Bug #63389
openFailed to encode map X with expected CRC
0%
Description
During upgrade of ceph from Quincy to Reef we encountered a problem as we upgraded each OSD. Every time an OSD was restarted to upgrade the Reef the MON's would get spammed with
failed to encode map X with expected crc
Network load on the MON would skyrocket. The problem was identical to what was described by Kefu here in 2016:
https://lore.kernel.org/all/CAJE9aONFauhy7v6n9bT11Sga+e0Qgi8hWu=gr-zoxuAq5Yv+cA@mail.gmail.com/T/
We did not follow the recommendation in that post of downgrading the MONs and upgrading the OSDs first and then upgrading the MONs again. Instead we powered through the upgrade by just taking a one day downtime and upgrading all remaining OSDs.
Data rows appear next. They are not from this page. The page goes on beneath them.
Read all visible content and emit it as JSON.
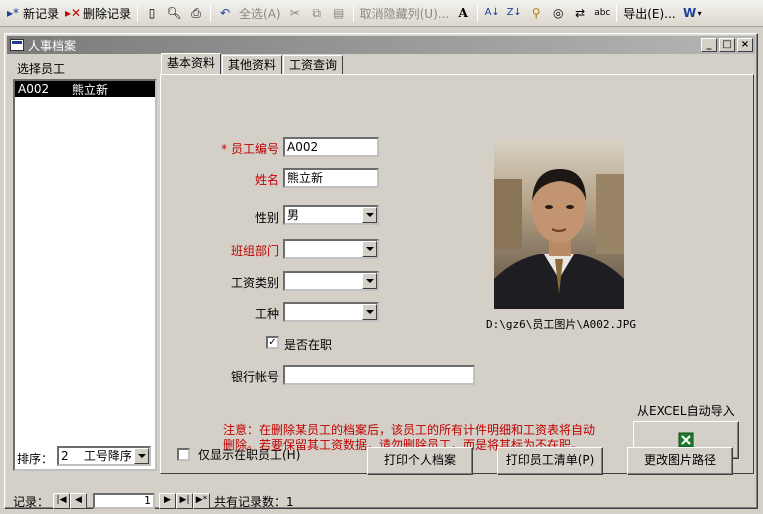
{
  "toolbar": {
    "new_record": "新记录",
    "delete_record": "删除记录",
    "select_all": "全选(A)",
    "unhide_columns": "取消隐藏列(U)...",
    "export": "导出(E)..."
  },
  "window": {
    "title": "人事档案"
  },
  "employee_list": {
    "label": "选择员工",
    "rows": [
      {
        "id": "A002",
        "name": "熊立新"
      }
    ]
  },
  "tabs": [
    {
      "label": "基本资料"
    },
    {
      "label": "其他资料"
    },
    {
      "label": "工资查询"
    }
  ],
  "form": {
    "emp_id_label": "* 员工编号",
    "emp_id_value": "A002",
    "name_label": "姓名",
    "name_value": "熊立新",
    "gender_label": "性别",
    "gender_value": "男",
    "dept_label": "班组部门",
    "dept_value": "",
    "salary_type_label": "工资类别",
    "salary_type_value": "",
    "job_label": "工种",
    "job_value": "",
    "employed_label": "是否在职",
    "employed_checked": "✓",
    "bank_label": "银行帐号",
    "bank_value": ""
  },
  "photo": {
    "path": "D:\\gz6\\员工图片\\A002.JPG"
  },
  "notice": {
    "text": "注意：在删除某员工的档案后，该员工的所有计件明细和工资表将自动删除。若要保留其工资数据，请勿删除员工，而是将其标为不在职。"
  },
  "excel": {
    "label": "从EXCEL自动导入"
  },
  "buttons": {
    "print_profile": "打印个人档案",
    "print_list": "打印员工清单(P)",
    "change_photo_path": "更改图片路径"
  },
  "sort": {
    "label": "排序：",
    "value": "2    工号降序"
  },
  "only_active": {
    "label": "仅显示在职员工(H)"
  },
  "nav": {
    "record_label": "记录：",
    "current": "1",
    "total_label": "共有记录数：1"
  },
  "colors": {
    "required_red": "#c00000",
    "excel_green": "#1f7a2e"
  }
}
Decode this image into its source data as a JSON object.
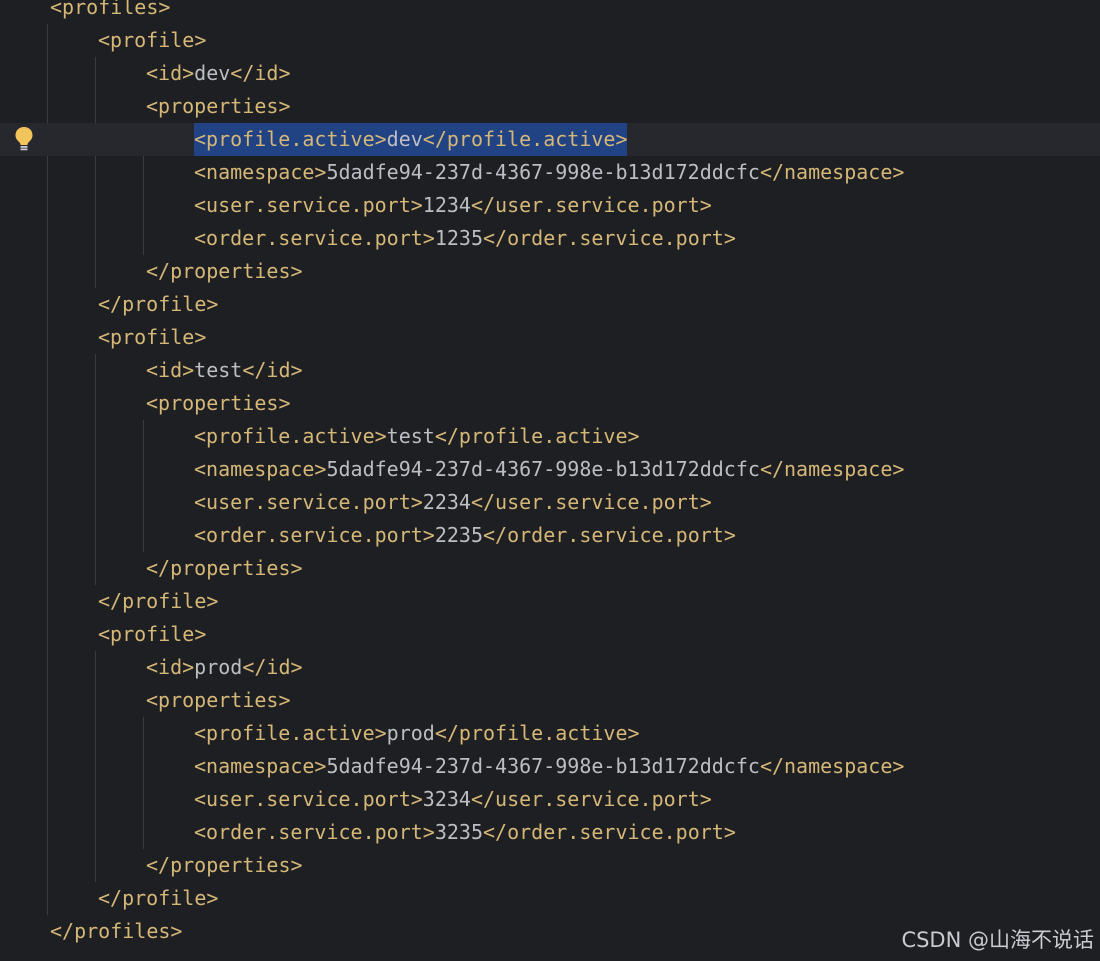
{
  "editor": {
    "lines": [
      {
        "segs": [
          {
            "t": "tag",
            "v": "<profiles>"
          }
        ]
      },
      {
        "segs": [
          {
            "t": "tag",
            "v": "<profile>"
          }
        ]
      },
      {
        "segs": [
          {
            "t": "tag",
            "v": "<id>"
          },
          {
            "t": "txt",
            "v": "dev"
          },
          {
            "t": "tag",
            "v": "</id>"
          }
        ]
      },
      {
        "segs": [
          {
            "t": "tag",
            "v": "<properties>"
          }
        ]
      },
      {
        "segs": [
          {
            "t": "tag",
            "v": "<profile.active>"
          },
          {
            "t": "txt",
            "v": "dev"
          },
          {
            "t": "tag",
            "v": "</profile.active>"
          }
        ]
      },
      {
        "segs": [
          {
            "t": "tag",
            "v": "<namespace>"
          },
          {
            "t": "txt",
            "v": "5dadfe94-237d-4367-998e-b13d172ddcfc"
          },
          {
            "t": "tag",
            "v": "</namespace>"
          }
        ]
      },
      {
        "segs": [
          {
            "t": "tag",
            "v": "<user.service.port>"
          },
          {
            "t": "txt",
            "v": "1234"
          },
          {
            "t": "tag",
            "v": "</user.service.port>"
          }
        ]
      },
      {
        "segs": [
          {
            "t": "tag",
            "v": "<order.service.port>"
          },
          {
            "t": "txt",
            "v": "1235"
          },
          {
            "t": "tag",
            "v": "</order.service.port>"
          }
        ]
      },
      {
        "segs": [
          {
            "t": "tag",
            "v": "</properties>"
          }
        ]
      },
      {
        "segs": [
          {
            "t": "tag",
            "v": "</profile>"
          }
        ]
      },
      {
        "segs": [
          {
            "t": "tag",
            "v": "<profile>"
          }
        ]
      },
      {
        "segs": [
          {
            "t": "tag",
            "v": "<id>"
          },
          {
            "t": "txt",
            "v": "test"
          },
          {
            "t": "tag",
            "v": "</id>"
          }
        ]
      },
      {
        "segs": [
          {
            "t": "tag",
            "v": "<properties>"
          }
        ]
      },
      {
        "segs": [
          {
            "t": "tag",
            "v": "<profile.active>"
          },
          {
            "t": "txt",
            "v": "test"
          },
          {
            "t": "tag",
            "v": "</profile.active>"
          }
        ]
      },
      {
        "segs": [
          {
            "t": "tag",
            "v": "<namespace>"
          },
          {
            "t": "txt",
            "v": "5dadfe94-237d-4367-998e-b13d172ddcfc"
          },
          {
            "t": "tag",
            "v": "</namespace>"
          }
        ]
      },
      {
        "segs": [
          {
            "t": "tag",
            "v": "<user.service.port>"
          },
          {
            "t": "txt",
            "v": "2234"
          },
          {
            "t": "tag",
            "v": "</user.service.port>"
          }
        ]
      },
      {
        "segs": [
          {
            "t": "tag",
            "v": "<order.service.port>"
          },
          {
            "t": "txt",
            "v": "2235"
          },
          {
            "t": "tag",
            "v": "</order.service.port>"
          }
        ]
      },
      {
        "segs": [
          {
            "t": "tag",
            "v": "</properties>"
          }
        ]
      },
      {
        "segs": [
          {
            "t": "tag",
            "v": "</profile>"
          }
        ]
      },
      {
        "segs": [
          {
            "t": "tag",
            "v": "<profile>"
          }
        ]
      },
      {
        "segs": [
          {
            "t": "tag",
            "v": "<id>"
          },
          {
            "t": "txt",
            "v": "prod"
          },
          {
            "t": "tag",
            "v": "</id>"
          }
        ]
      },
      {
        "segs": [
          {
            "t": "tag",
            "v": "<properties>"
          }
        ]
      },
      {
        "segs": [
          {
            "t": "tag",
            "v": "<profile.active>"
          },
          {
            "t": "txt",
            "v": "prod"
          },
          {
            "t": "tag",
            "v": "</profile.active>"
          }
        ]
      },
      {
        "segs": [
          {
            "t": "tag",
            "v": "<namespace>"
          },
          {
            "t": "txt",
            "v": "5dadfe94-237d-4367-998e-b13d172ddcfc"
          },
          {
            "t": "tag",
            "v": "</namespace>"
          }
        ]
      },
      {
        "segs": [
          {
            "t": "tag",
            "v": "<user.service.port>"
          },
          {
            "t": "txt",
            "v": "3234"
          },
          {
            "t": "tag",
            "v": "</user.service.port>"
          }
        ]
      },
      {
        "segs": [
          {
            "t": "tag",
            "v": "<order.service.port>"
          },
          {
            "t": "txt",
            "v": "3235"
          },
          {
            "t": "tag",
            "v": "</order.service.port>"
          }
        ]
      },
      {
        "segs": [
          {
            "t": "tag",
            "v": "</properties>"
          }
        ]
      },
      {
        "segs": [
          {
            "t": "tag",
            "v": "</profile>"
          }
        ]
      },
      {
        "segs": [
          {
            "t": "tag",
            "v": "</profiles>"
          }
        ]
      }
    ],
    "selected_line": 4,
    "gutter_icon": "lightbulb-icon"
  },
  "watermark": "CSDN @山海不说话",
  "colors": {
    "background": "#1e1f22",
    "tag": "#d5b778",
    "text": "#bcbec4",
    "selection": "#214283",
    "current_line": "#26282e",
    "indent_guide": "#393b40",
    "lightbulb": "#f2c55c"
  }
}
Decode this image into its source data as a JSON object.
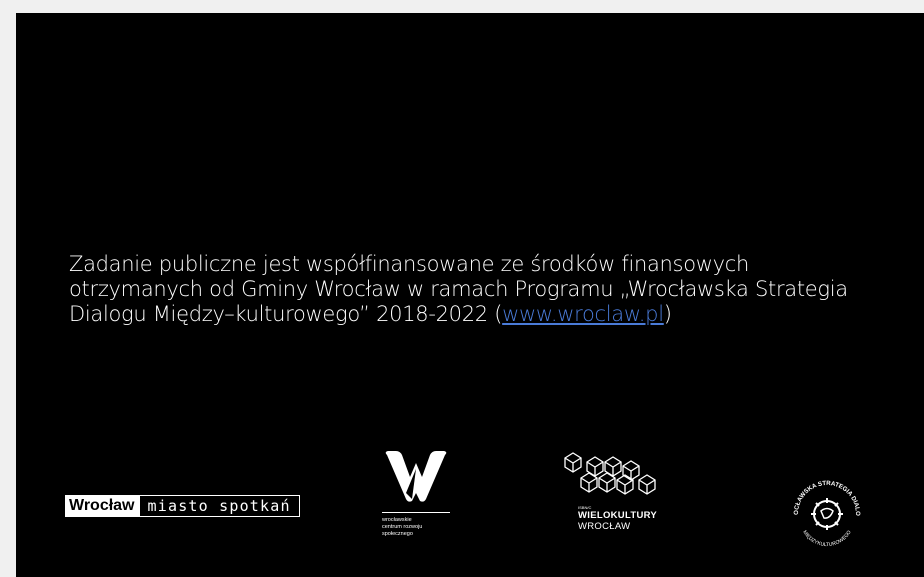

Once all OSDs were upgraded the errors went away and cluster was back to normal operation.
Files
Updated by Navid Golpa 6 months ago
- File mon.csv mon.csv added
- File ceph-w.txt.gz ceph-w.txt.gz added
- File network.png network.png added
Unfortunately we have very limited logs as we were more concerned with making sure the system was stable again than with debugging.
I've attached what logs we do have:
- Capture of ceph -w command while we restarted a single OSD
- Log of one of the MONs (aps-controller-004) for the period we restarted the OSD (gzipped due to size)
- Graph of the network transmit load of the MONs for that time period (aps-controller-003 is blue, aps-controller-004 is orange and aps-controller-005 is red)
Updated by Dan van der Ster 6 months ago
@Junior the quincy-x test suite has quite a few "failed to encode map" x "with expected crc"
Updated by Dan van der Ster 6 months ago
@Junior I suspect the warning isn't noticed because of this:
2023-10-28T15:59:53.486 DEBUG:teuthology.orchestra.run.smithi007:> sudo egrep '\[ERR\]|\[WRN\]|\[SEC\]' /var/log/ceph/10bc8c0a-75a0-11ee-8db9-212e2dc638e7/ceph.log | egrep -v '\(MDS_ALL_DOWN\)' | egrep -v '\(MDS_UP_LESS_THAN_MAX\)' | head -n 1 2023-10-28T15:59:53.517 INFO:teuthology.orchestra.run.smithi007.stderr:grep: /var/log/ceph/10bc8c0a-75a0-11ee-8db9-212e2dc638e7/ceph.log: No such file or directory
Updated by Dan van der Ster 6 months ago
- Related to Bug #63425: tasks.cephadm: ceph.log No such file or directory added
Updated by Radoslaw Zarzynski 6 months ago
- Priority changed from Normal to High
I'm changing the priority to High
as it's important issue, thought we haven't observed any outages, so blocking releases etc. seems too much. This also gives us more time to work on the problem.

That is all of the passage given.